Белорусские сонеты
Новая книга, в которой звучит «тоска по белорусской культуре», для Романа Славацкого и неожиданна и закономерна одновременно. Неожиданна – потому что Беларусь, благодаря прежде всего воспевшим её поэтам-классикам Янке Купале и Якубу Коласу, воспринималась обычно как страна крестьянская, с большой европейской культурой связанная мало. Казалось бы ; чем может поживиться там воображение нашего поэта? Но, во-первых, у него отчасти белорусские корни: на белорусской земле жил его дед, и это отчасти предопределило выбор нового поэтического «маршрута». А во-вторых – и сама белорусская культура не так проста, как видится это поверхностному взгляду.
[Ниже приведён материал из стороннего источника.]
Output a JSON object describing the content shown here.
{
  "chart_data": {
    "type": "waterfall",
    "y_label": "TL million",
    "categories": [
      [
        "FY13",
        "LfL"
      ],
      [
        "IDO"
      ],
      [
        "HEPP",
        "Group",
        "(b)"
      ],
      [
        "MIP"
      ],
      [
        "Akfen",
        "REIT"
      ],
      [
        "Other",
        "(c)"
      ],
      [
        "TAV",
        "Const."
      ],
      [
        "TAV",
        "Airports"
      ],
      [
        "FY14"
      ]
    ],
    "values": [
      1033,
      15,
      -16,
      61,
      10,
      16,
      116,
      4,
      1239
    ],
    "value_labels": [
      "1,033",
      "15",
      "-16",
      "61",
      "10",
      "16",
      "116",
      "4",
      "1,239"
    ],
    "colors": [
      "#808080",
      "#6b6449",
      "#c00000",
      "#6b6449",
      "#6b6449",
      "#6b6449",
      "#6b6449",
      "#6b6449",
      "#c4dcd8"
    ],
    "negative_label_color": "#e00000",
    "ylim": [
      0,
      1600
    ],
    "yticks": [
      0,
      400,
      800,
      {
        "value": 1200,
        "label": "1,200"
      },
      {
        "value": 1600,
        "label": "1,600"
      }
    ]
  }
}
Ведь даже географически Беларусь находится едва ли не в центре Европы, на большом историко-культурном перепутье, и обойти её европейский опыт не мог. Не случайно в книге есть сонет, посвящённый Максиму Богдановичу – «белорусскому Лермонтову», умершему в Ялте от туберкулёза в неполные двадцать семь лет. Именно Богданович привил белорусской поэзии европейские формы и жанры, которых она до него не знала – или почти не знала: рондо, триолет, сонет. Так вот, новая книга Романа Славацкого – о Беларуси, конечно, но… и о Европе тоже. Пути белорусской культуры переплетаются в ней с путями культуры европейской, с судьбами других славянских народов. И неспроста «в пепле славянских полей» поэту видится «отблеск весёлой Европы» («Несвиж»), рано умершая жена польского короля Сигизмунда Августа, Барбара Радзивилл, именуется «славянской Эвридикой» («Чёрная панна»), а создатель белорусской редакции церковнославянского перевода Библии Франциск Скорина успевает «обжить» в коротком лирическом сюжете посвящённого ему сонета Краков, Италию и «Старую Прагу». И конечно, восприятие Беларуси пропущено у поэта через трагедию двадцатого века («дым Хатыни») и через новейший культурный опыт этой страны, вбирающий в себя, например, построенные на народных преданиях романы Владимира Короткевича («Дикая охота короля Стаха», «Чёрный замок Ольшанский») или музыку «Песняров»…
Книга включает в себя не только сонеты самого Романа Славацкого, но и выполненные им переводы сонетов белорусских мастеров. Первую скрипку в этой подборке играет, безусловно, Богданович: коломенским поэтом переведены все пять его сонетов. Но в контексте книги по-новому воспринимаются и тот же Янка Купала, мимо сонета, оказывается, не прошедший и неожиданно именно в такую форму заключивший характерное для него остросоциальное содержание, изобразивший в «Заброшенном замке» умирание дворянской усадьбы; и Максим Танк, тоже тяготевший обычно к сельской тематике – и тоже таивший в себе «тоску по мировой культуре», создавший вдруг свою «Щепку из дома Шекспира», символически связавшую далёкий Стрэтфорд и родную для поэта Беларусь.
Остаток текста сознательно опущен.